WHAT, what definition: 1. used to ask for information about people or things: 2. used in questions that show you are…. Learn more. noun the true nature or identity of something, or the sum of its characteristics: a lecture on the whats and hows of crop rotation.

What to Cook This Week, What to Cook This Week. Momofuku's bo ssam.CreditMarcus Nilsson for The New York Times. Food stylist: Brian Preston-Campbell. WhatsApp Messenger: More than 2 billion people in over 180 countries use WhatsApp to stay in touch with friends and family, anytime and anywhere. WhatsApp is free and offers simple, secure, reliable messaging and calling, available on phones all over the world.

what, I will do what I can to help you.

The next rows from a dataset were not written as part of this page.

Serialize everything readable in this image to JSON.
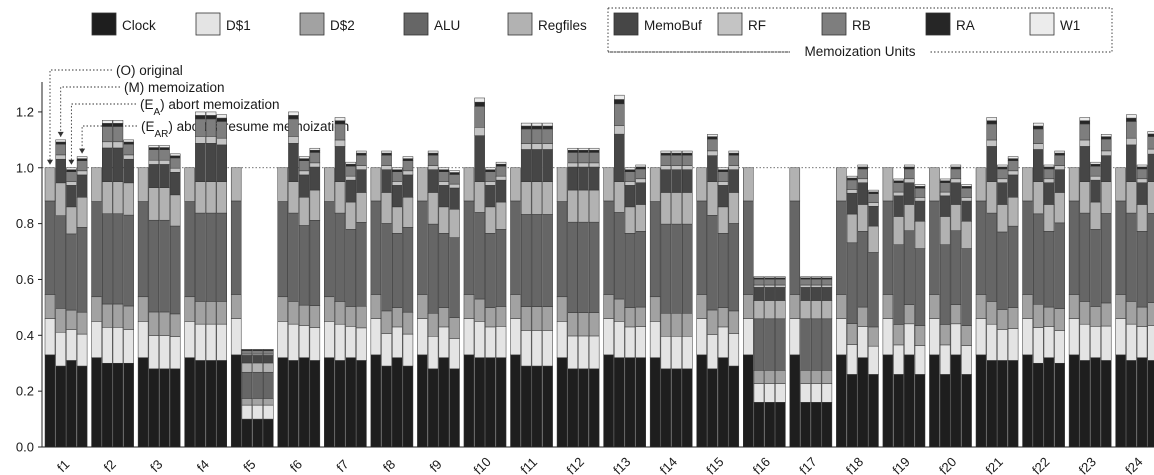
{
  "chart_data": {
    "type": "bar",
    "subtype": "stacked-grouped",
    "ylim": [
      0,
      1.3
    ],
    "yticks": [
      "0.0",
      "0.2",
      "0.4",
      "0.6",
      "0.8",
      "1.0",
      "1.2"
    ],
    "reference_line": 1.0,
    "legend_position": "top",
    "legend_group_label": "Memoization Units",
    "variants": [
      "(O) original",
      "(M) memoization",
      "(E_A) abort memoization",
      "(E_AR) abort & resume memoization"
    ],
    "variant_keys": [
      "O",
      "M",
      "EA",
      "EAR"
    ],
    "components": [
      {
        "name": "Clock",
        "color": "#1e1e1e"
      },
      {
        "name": "D$1",
        "color": "#e4e4e4"
      },
      {
        "name": "D$2",
        "color": "#a2a2a2"
      },
      {
        "name": "ALU",
        "color": "#666666"
      },
      {
        "name": "Regfiles",
        "color": "#b2b2b2"
      },
      {
        "name": "MemoBuf",
        "color": "#464646"
      },
      {
        "name": "RF",
        "color": "#c4c4c4"
      },
      {
        "name": "RB",
        "color": "#7e7e7e"
      },
      {
        "name": "RA",
        "color": "#262626"
      },
      {
        "name": "W1",
        "color": "#ececec"
      }
    ],
    "categories": [
      "f1",
      "f2",
      "f3",
      "f4",
      "f5",
      "f6",
      "f7",
      "f8",
      "f9",
      "f10",
      "f11",
      "f12",
      "f13",
      "f14",
      "f15",
      "f16",
      "f17",
      "f18",
      "f19",
      "f20",
      "f21",
      "f22",
      "f23",
      "f24"
    ],
    "totals": [
      [
        1.0,
        1.1,
        1.0,
        1.04
      ],
      [
        1.0,
        1.17,
        1.17,
        1.1
      ],
      [
        1.0,
        1.08,
        1.08,
        1.05
      ],
      [
        1.0,
        1.2,
        1.2,
        1.19
      ],
      [
        1.0,
        0.35,
        0.35,
        0.35
      ],
      [
        1.0,
        1.2,
        1.04,
        1.07
      ],
      [
        1.0,
        1.18,
        1.02,
        1.06
      ],
      [
        1.0,
        1.06,
        1.0,
        1.04
      ],
      [
        1.0,
        1.06,
        1.0,
        0.99
      ],
      [
        1.0,
        1.25,
        1.0,
        1.02
      ],
      [
        1.0,
        1.16,
        1.16,
        1.16
      ],
      [
        1.0,
        1.07,
        1.07,
        1.07
      ],
      [
        1.0,
        1.26,
        1.0,
        1.01
      ],
      [
        1.0,
        1.06,
        1.06,
        1.06
      ],
      [
        1.0,
        1.12,
        1.0,
        1.06
      ],
      [
        1.0,
        0.61,
        0.61,
        0.61
      ],
      [
        1.0,
        0.61,
        0.61,
        0.61
      ],
      [
        1.0,
        0.97,
        1.01,
        0.92
      ],
      [
        1.0,
        0.96,
        1.01,
        0.94
      ],
      [
        1.0,
        0.96,
        1.01,
        0.94
      ],
      [
        1.0,
        1.18,
        1.01,
        1.04
      ],
      [
        1.0,
        1.16,
        1.01,
        1.06
      ],
      [
        1.0,
        1.18,
        1.02,
        1.12
      ],
      [
        1.0,
        1.19,
        1.01,
        1.13
      ]
    ],
    "clock": [
      [
        0.33,
        0.29,
        0.31,
        0.29
      ],
      [
        0.32,
        0.3,
        0.3,
        0.3
      ],
      [
        0.32,
        0.28,
        0.28,
        0.28
      ],
      [
        0.32,
        0.31,
        0.31,
        0.31
      ],
      [
        0.33,
        0.1,
        0.1,
        0.1
      ],
      [
        0.32,
        0.31,
        0.32,
        0.31
      ],
      [
        0.32,
        0.31,
        0.32,
        0.31
      ],
      [
        0.33,
        0.29,
        0.32,
        0.29
      ],
      [
        0.33,
        0.28,
        0.32,
        0.28
      ],
      [
        0.33,
        0.32,
        0.32,
        0.32
      ],
      [
        0.33,
        0.29,
        0.29,
        0.29
      ],
      [
        0.32,
        0.28,
        0.28,
        0.28
      ],
      [
        0.33,
        0.32,
        0.32,
        0.32
      ],
      [
        0.32,
        0.28,
        0.28,
        0.28
      ],
      [
        0.33,
        0.28,
        0.32,
        0.29
      ],
      [
        0.33,
        0.16,
        0.16,
        0.16
      ],
      [
        0.33,
        0.16,
        0.16,
        0.16
      ],
      [
        0.33,
        0.26,
        0.32,
        0.26
      ],
      [
        0.33,
        0.26,
        0.33,
        0.26
      ],
      [
        0.33,
        0.26,
        0.33,
        0.26
      ],
      [
        0.33,
        0.31,
        0.31,
        0.31
      ],
      [
        0.33,
        0.3,
        0.32,
        0.3
      ],
      [
        0.33,
        0.31,
        0.32,
        0.31
      ],
      [
        0.33,
        0.31,
        0.32,
        0.31
      ]
    ]
  }
}
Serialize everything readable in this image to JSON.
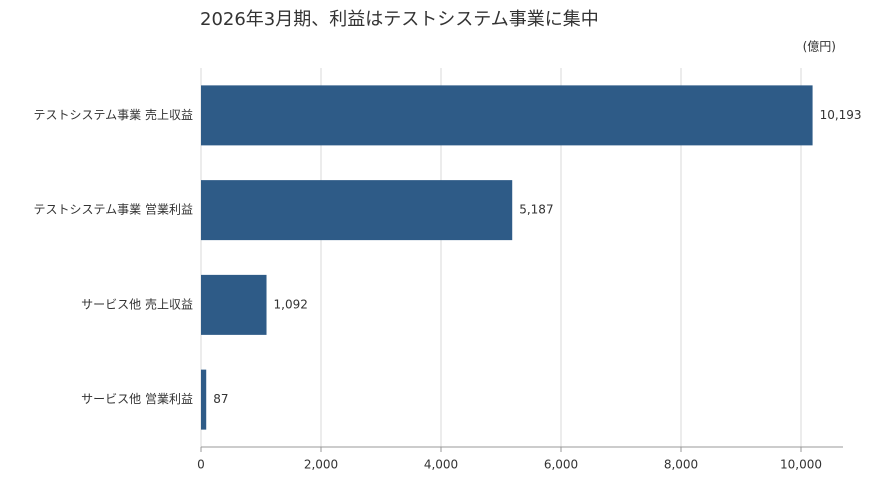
{
  "chart_data": {
    "type": "hbar",
    "title": "2026年3月期、利益はテストシステム事業に集中",
    "unit_label": "(億円)",
    "categories": [
      "テストシステム事業 売上収益",
      "テストシステム事業 営業利益",
      "サービス他 売上収益",
      "サービス他 営業利益"
    ],
    "values": [
      10193,
      5187,
      1092,
      87
    ],
    "value_labels": [
      "10,193",
      "5,187",
      "1,092",
      "87"
    ],
    "color": "#2e5b87",
    "xlim": [
      0,
      10700
    ],
    "xticks": [
      0,
      {
        "value": 2000,
        "label": "2,000"
      },
      {
        "value": 4000,
        "label": "4,000"
      },
      {
        "value": 6000,
        "label": "6,000"
      },
      {
        "value": 8000,
        "label": "8,000"
      },
      {
        "value": 10000,
        "label": "10,000"
      }
    ],
    "grid": true
  }
}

TranslationsEdit. show ▽what? (interrogative pronoun)  In current usage that refers to persons or things, which chiefly to things and rarely to subhuman entities, who chiefly to persons and sometimes to animals. The notion that that should not be used to refer to persons is without foundation; such use is entirely standard.

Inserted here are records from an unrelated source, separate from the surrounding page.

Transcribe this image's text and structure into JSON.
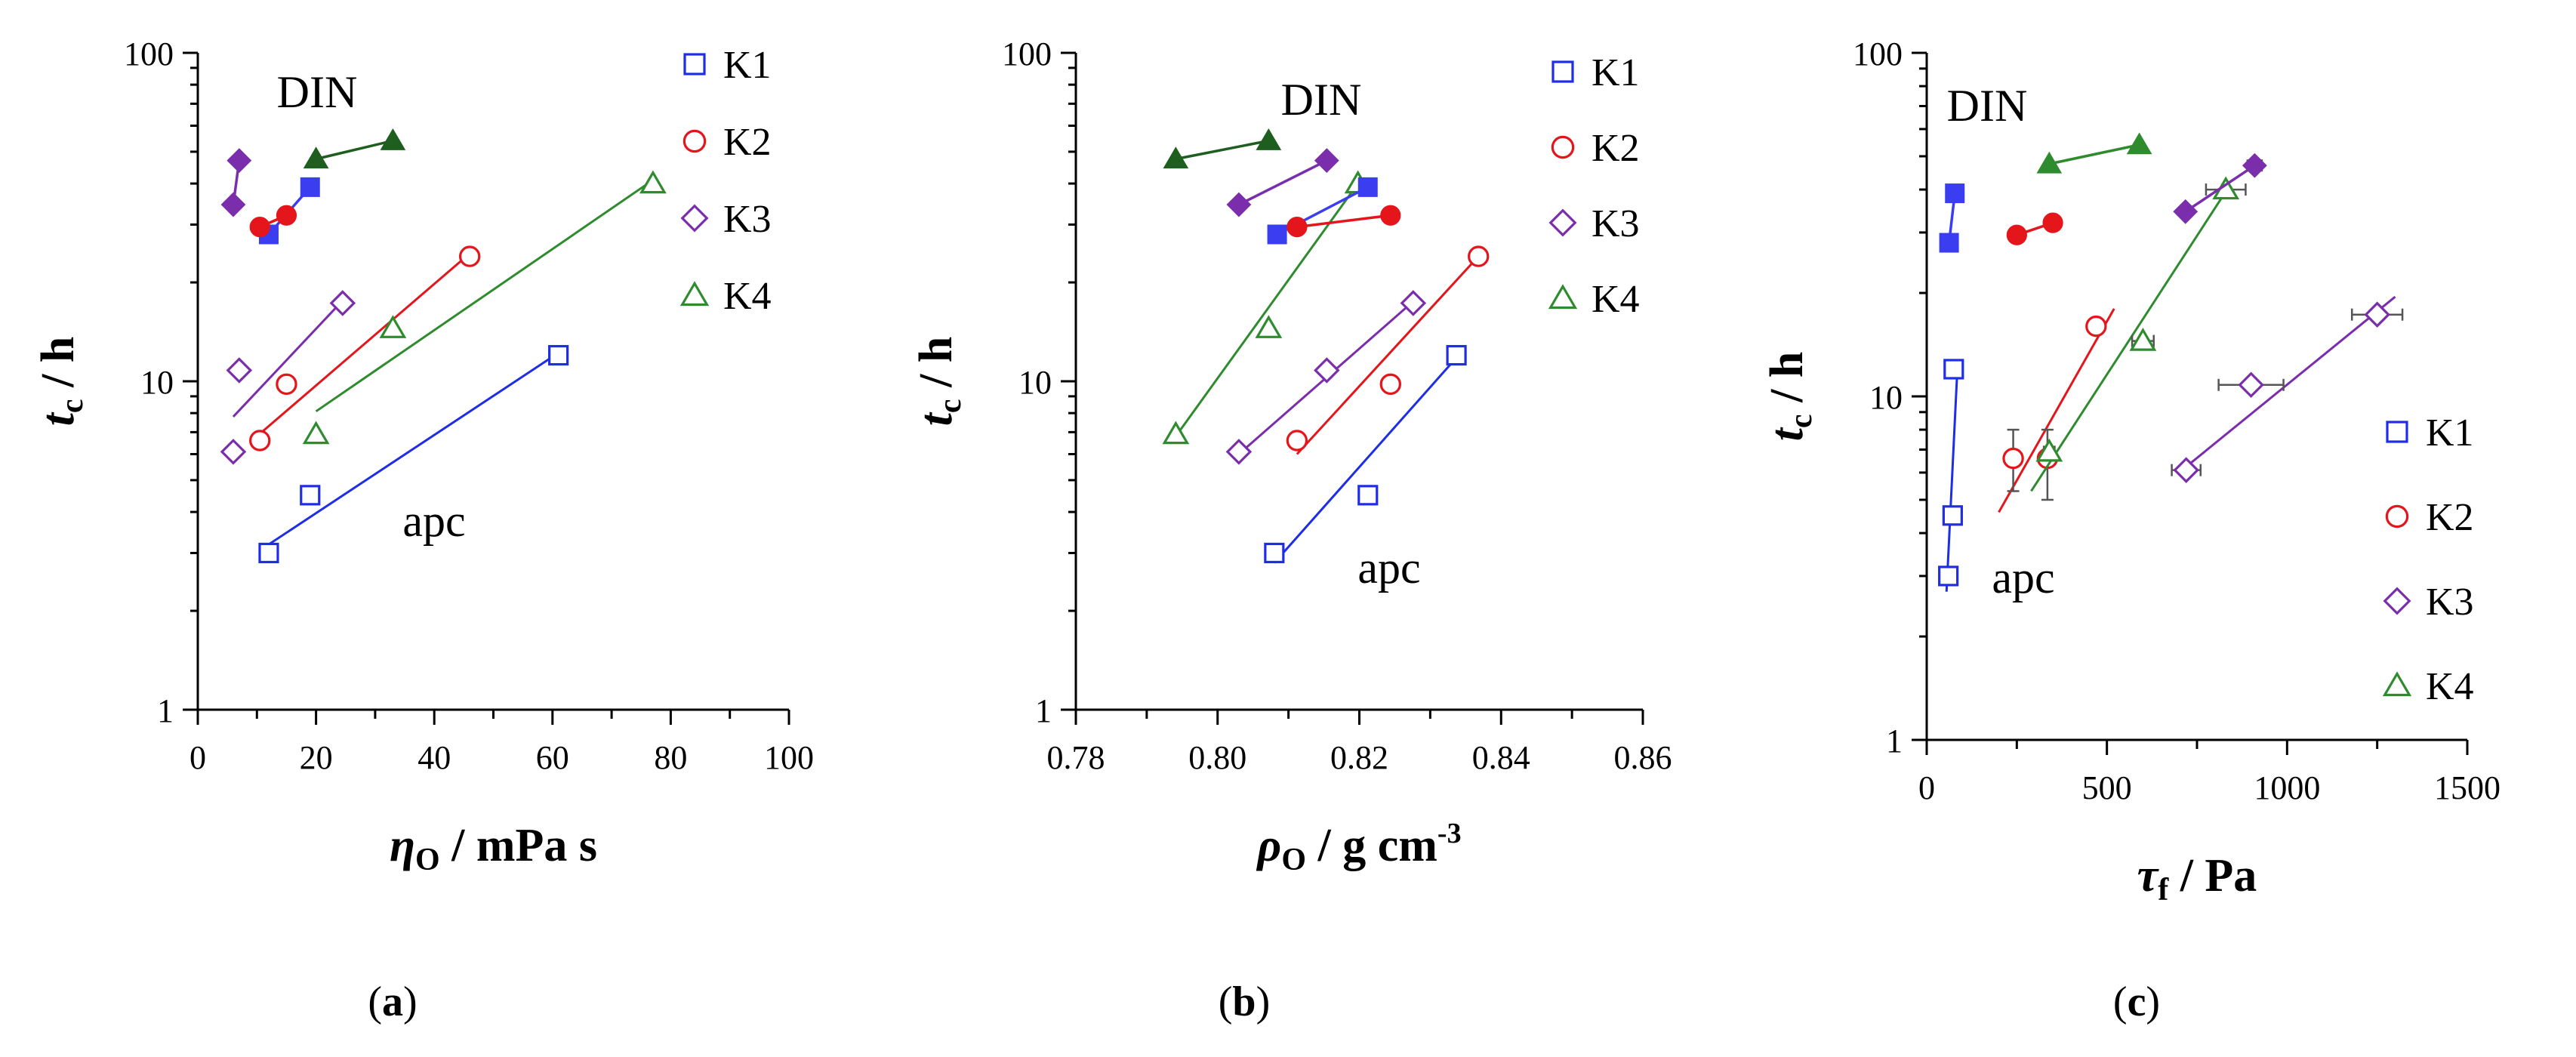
{
  "chart_data": [
    {
      "type": "scatter",
      "panel_label": "(a)",
      "xlabel": {
        "symbol": "η",
        "subscript": "O",
        "unit": "mPa s"
      },
      "ylabel": {
        "symbol": "t",
        "subscript": "c",
        "unit": "h"
      },
      "xlim": [
        0,
        100
      ],
      "ylim": [
        1,
        100
      ],
      "yscale": "log",
      "xticks": [
        0,
        20,
        40,
        60,
        80,
        100
      ],
      "xtick_labels": [
        "0",
        "20",
        "40",
        "60",
        "80",
        "100"
      ],
      "yticks": [
        1,
        10,
        100
      ],
      "ytick_labels": [
        "1",
        "10",
        "100"
      ],
      "legend_position": "top-right",
      "annotations": [
        {
          "text": "DIN",
          "near": "upper"
        },
        {
          "text": "apc",
          "near": "lower"
        }
      ],
      "series": [
        {
          "name": "K1",
          "condition": "apc",
          "color": "#1f2ee6",
          "marker": "square",
          "filled": false,
          "x": [
            12,
            19,
            61
          ],
          "y": [
            3.0,
            4.5,
            12
          ],
          "trendline": {
            "x": [
              11,
              61
            ],
            "y": [
              3.1,
              12.2
            ]
          }
        },
        {
          "name": "K2",
          "condition": "apc",
          "color": "#e4151b",
          "marker": "circle",
          "filled": false,
          "x": [
            10.5,
            15,
            46
          ],
          "y": [
            6.6,
            9.8,
            24
          ],
          "trendline": {
            "x": [
              10,
              46
            ],
            "y": [
              6.8,
              24.5
            ]
          }
        },
        {
          "name": "K3",
          "condition": "apc",
          "color": "#7a2eab",
          "marker": "diamond",
          "filled": false,
          "x": [
            6,
            7,
            24.5
          ],
          "y": [
            6.1,
            10.8,
            17.3
          ],
          "trendline": {
            "x": [
              6,
              25
            ],
            "y": [
              7.8,
              18
            ]
          }
        },
        {
          "name": "K4",
          "condition": "apc",
          "color": "#2e8b2e",
          "marker": "triangle",
          "filled": false,
          "x": [
            20,
            33,
            77
          ],
          "y": [
            6.9,
            14.5,
            40
          ],
          "trendline": {
            "x": [
              20,
              77
            ],
            "y": [
              8.1,
              41
            ]
          }
        },
        {
          "name": "K1",
          "condition": "DIN",
          "color": "#3a3df0",
          "marker": "square",
          "filled": true,
          "x": [
            12,
            19
          ],
          "y": [
            28,
            39
          ],
          "connected": true
        },
        {
          "name": "K2",
          "condition": "DIN",
          "color": "#e4151b",
          "marker": "circle",
          "filled": true,
          "x": [
            10.5,
            15
          ],
          "y": [
            29.5,
            32
          ],
          "connected": true
        },
        {
          "name": "K3",
          "condition": "DIN",
          "color": "#7a2eab",
          "marker": "diamond",
          "filled": true,
          "x": [
            6,
            7
          ],
          "y": [
            34.5,
            47
          ],
          "connected": true
        },
        {
          "name": "K4",
          "condition": "DIN",
          "color": "#1e5e1e",
          "marker": "triangle",
          "filled": true,
          "x": [
            20,
            33
          ],
          "y": [
            47.5,
            54
          ],
          "connected": true
        }
      ]
    },
    {
      "type": "scatter",
      "panel_label": "(b)",
      "xlabel": {
        "symbol": "ρ",
        "subscript": "O",
        "unit": "g cm",
        "superscript": "-3"
      },
      "ylabel": {
        "symbol": "t",
        "subscript": "c",
        "unit": "h"
      },
      "xlim": [
        0.78,
        0.86
      ],
      "ylim": [
        1,
        100
      ],
      "yscale": "log",
      "xticks": [
        0.78,
        0.8,
        0.82,
        0.84,
        0.86
      ],
      "xtick_labels": [
        "0.78",
        "0.80",
        "0.82",
        "0.84",
        "0.86"
      ],
      "yticks": [
        1,
        10,
        100
      ],
      "ytick_labels": [
        "1",
        "10",
        "100"
      ],
      "legend_position": "top-right",
      "annotations": [
        {
          "text": "DIN",
          "near": "upper"
        },
        {
          "text": "apc",
          "near": "lower"
        }
      ],
      "series": [
        {
          "name": "K1",
          "condition": "apc",
          "color": "#1f2ee6",
          "marker": "square",
          "filled": false,
          "x": [
            0.808,
            0.8212,
            0.8337
          ],
          "y": [
            3.0,
            4.5,
            12
          ],
          "trendline": {
            "x": [
              0.808,
              0.8337
            ],
            "y": [
              2.8,
              11.8
            ]
          }
        },
        {
          "name": "K2",
          "condition": "apc",
          "color": "#e4151b",
          "marker": "circle",
          "filled": false,
          "x": [
            0.8112,
            0.8244,
            0.8368
          ],
          "y": [
            6.6,
            9.8,
            24
          ],
          "trendline": {
            "x": [
              0.8112,
              0.8368
            ],
            "y": [
              6.0,
              24
            ]
          }
        },
        {
          "name": "K3",
          "condition": "apc",
          "color": "#7a2eab",
          "marker": "diamond",
          "filled": false,
          "x": [
            0.803,
            0.8154,
            0.8276
          ],
          "y": [
            6.1,
            10.8,
            17.3
          ],
          "trendline": {
            "x": [
              0.803,
              0.8276
            ],
            "y": [
              6.0,
              17.5
            ]
          }
        },
        {
          "name": "K4",
          "condition": "apc",
          "color": "#2e8b2e",
          "marker": "triangle",
          "filled": false,
          "x": [
            0.7941,
            0.8072,
            0.8198
          ],
          "y": [
            6.9,
            14.5,
            40
          ],
          "trendline": {
            "x": [
              0.7941,
              0.8198
            ],
            "y": [
              6.8,
              40
            ]
          }
        },
        {
          "name": "K1",
          "condition": "DIN",
          "color": "#3a3df0",
          "marker": "square",
          "filled": true,
          "x": [
            0.8084,
            0.8212
          ],
          "y": [
            28,
            39
          ],
          "connected": true
        },
        {
          "name": "K2",
          "condition": "DIN",
          "color": "#e4151b",
          "marker": "circle",
          "filled": true,
          "x": [
            0.8112,
            0.8244
          ],
          "y": [
            29.5,
            32
          ],
          "connected": true
        },
        {
          "name": "K3",
          "condition": "DIN",
          "color": "#7a2eab",
          "marker": "diamond",
          "filled": true,
          "x": [
            0.803,
            0.8154
          ],
          "y": [
            34.5,
            47
          ],
          "connected": true
        },
        {
          "name": "K4",
          "condition": "DIN",
          "color": "#1e5e1e",
          "marker": "triangle",
          "filled": true,
          "x": [
            0.7941,
            0.8072
          ],
          "y": [
            47.5,
            54
          ],
          "connected": true
        }
      ]
    },
    {
      "type": "scatter",
      "panel_label": "(c)",
      "xlabel": {
        "symbol": "τ",
        "subscript": "f",
        "unit": "Pa"
      },
      "ylabel": {
        "symbol": "t",
        "subscript": "c",
        "unit": "h"
      },
      "xlim": [
        0,
        1500
      ],
      "ylim": [
        1,
        100
      ],
      "yscale": "log",
      "xticks": [
        0,
        500,
        1000,
        1500
      ],
      "xtick_labels": [
        "0",
        "500",
        "1000",
        "1500"
      ],
      "yticks": [
        1,
        10,
        100
      ],
      "ytick_labels": [
        "1",
        "10",
        "100"
      ],
      "legend_position": "bottom-right",
      "annotations": [
        {
          "text": "DIN",
          "near": "upper-left"
        },
        {
          "text": "apc",
          "near": "lower-left"
        }
      ],
      "series": [
        {
          "name": "K1",
          "condition": "apc",
          "color": "#1f2ee6",
          "marker": "square",
          "filled": false,
          "x": [
            60,
            72,
            75
          ],
          "y": [
            3.0,
            4.5,
            12
          ],
          "xerr": [
            10,
            10,
            10
          ],
          "trendline": {
            "x": [
              55,
              85
            ],
            "y": [
              2.7,
              12
            ]
          }
        },
        {
          "name": "K2",
          "condition": "apc",
          "color": "#e4151b",
          "marker": "circle",
          "filled": false,
          "x": [
            240,
            335,
            470
          ],
          "y": [
            6.6,
            6.6,
            16
          ],
          "yerr_low": [
            5.3,
            5.0,
            15.5
          ],
          "yerr_high": [
            8.0,
            8.0,
            16.5
          ],
          "trendline": {
            "x": [
              200,
              520
            ],
            "y": [
              4.6,
              18
            ]
          }
        },
        {
          "name": "K3",
          "condition": "apc",
          "color": "#7a2eab",
          "marker": "diamond",
          "filled": false,
          "x": [
            720,
            900,
            1250
          ],
          "y": [
            6.1,
            10.8,
            17.3
          ],
          "xerr": [
            40,
            90,
            70
          ],
          "trendline": {
            "x": [
              700,
              1300
            ],
            "y": [
              6.0,
              19.5
            ]
          }
        },
        {
          "name": "K4",
          "condition": "apc",
          "color": "#2e8b2e",
          "marker": "triangle",
          "filled": false,
          "x": [
            340,
            600,
            830
          ],
          "y": [
            6.9,
            14.5,
            40
          ],
          "xerr": [
            15,
            30,
            55
          ],
          "trendline": {
            "x": [
              290,
              840
            ],
            "y": [
              5.3,
              41
            ]
          }
        },
        {
          "name": "K1",
          "condition": "DIN",
          "color": "#3a3df0",
          "marker": "square",
          "filled": true,
          "x": [
            62,
            78
          ],
          "y": [
            28,
            39
          ],
          "connected": true
        },
        {
          "name": "K2",
          "condition": "DIN",
          "color": "#e4151b",
          "marker": "circle",
          "filled": true,
          "x": [
            250,
            350
          ],
          "y": [
            29.5,
            32
          ],
          "connected": true
        },
        {
          "name": "K3",
          "condition": "DIN",
          "color": "#7a2eab",
          "marker": "diamond",
          "filled": true,
          "x": [
            718,
            910
          ],
          "y": [
            34.5,
            47
          ],
          "xerr": [
            0,
            20
          ],
          "connected": true
        },
        {
          "name": "K4",
          "condition": "DIN",
          "color": "#2e8b2e",
          "marker": "triangle",
          "filled": true,
          "x": [
            340,
            590
          ],
          "y": [
            47.5,
            54
          ],
          "connected": true
        }
      ]
    }
  ]
}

Which mask is the best? What should you avoid?, * What's going on with state border closures? Is there any point? * Can smoking help inhibit coronavirus? And Norman and Tegan discuss a few  Seen a font in use and want to know what it is? Upload an image to WhatTheFont to find the closest matches in our database.

Comments
  • whats the point of always returning false?
  • @thumbmunkeys To allow utility methods to always accept a Task<T> instead of having separate overloads to also support Task.
  • The point, I believe, is that he wants to be able to represent any Task as a Task<T>, and this is the simplest way he could think of. I would probably use Task<Unit> instead.
  • Why aren't you doing the reverse? Typically you allow a Task<T> to masquerade as a Task (since it is one).
  • @Guvante Imagine writing Task.WhenAll and only accepting Task objects. You then can't use the aggregation of the results in the continuation. But if you've written WhenAll for Task<T>, it's basically the exact same code to write the version for Task, you just ignore the return value, thus you end up writing the method twice.
  • I think we can get close to the proper error propagating/cancellation semantics (if not the same) with task.GetAwaiter().GetResult(): stackoverflow.com/a/22543052/1768303
  • @Noseratio That gives you proper error propagation, but not the proper cancellation propagation.
  • I would make that Void non-nested, so that you can actually write Task<Void> from the outside. Though something like Unit would probably be a better name, to not conflict with System.Void (which is the full name of void).
  • @svick, updated as suggested. I use Empty for this purpose in my projects.
  • @ChaseMedallion, this fiddle confirms the execution context gets flowed, as expected: dotnetfiddle.net/Gc1sus
  • He cancellation isn't propagated as cancellation; cancelled tasks are turned into faulted tasks.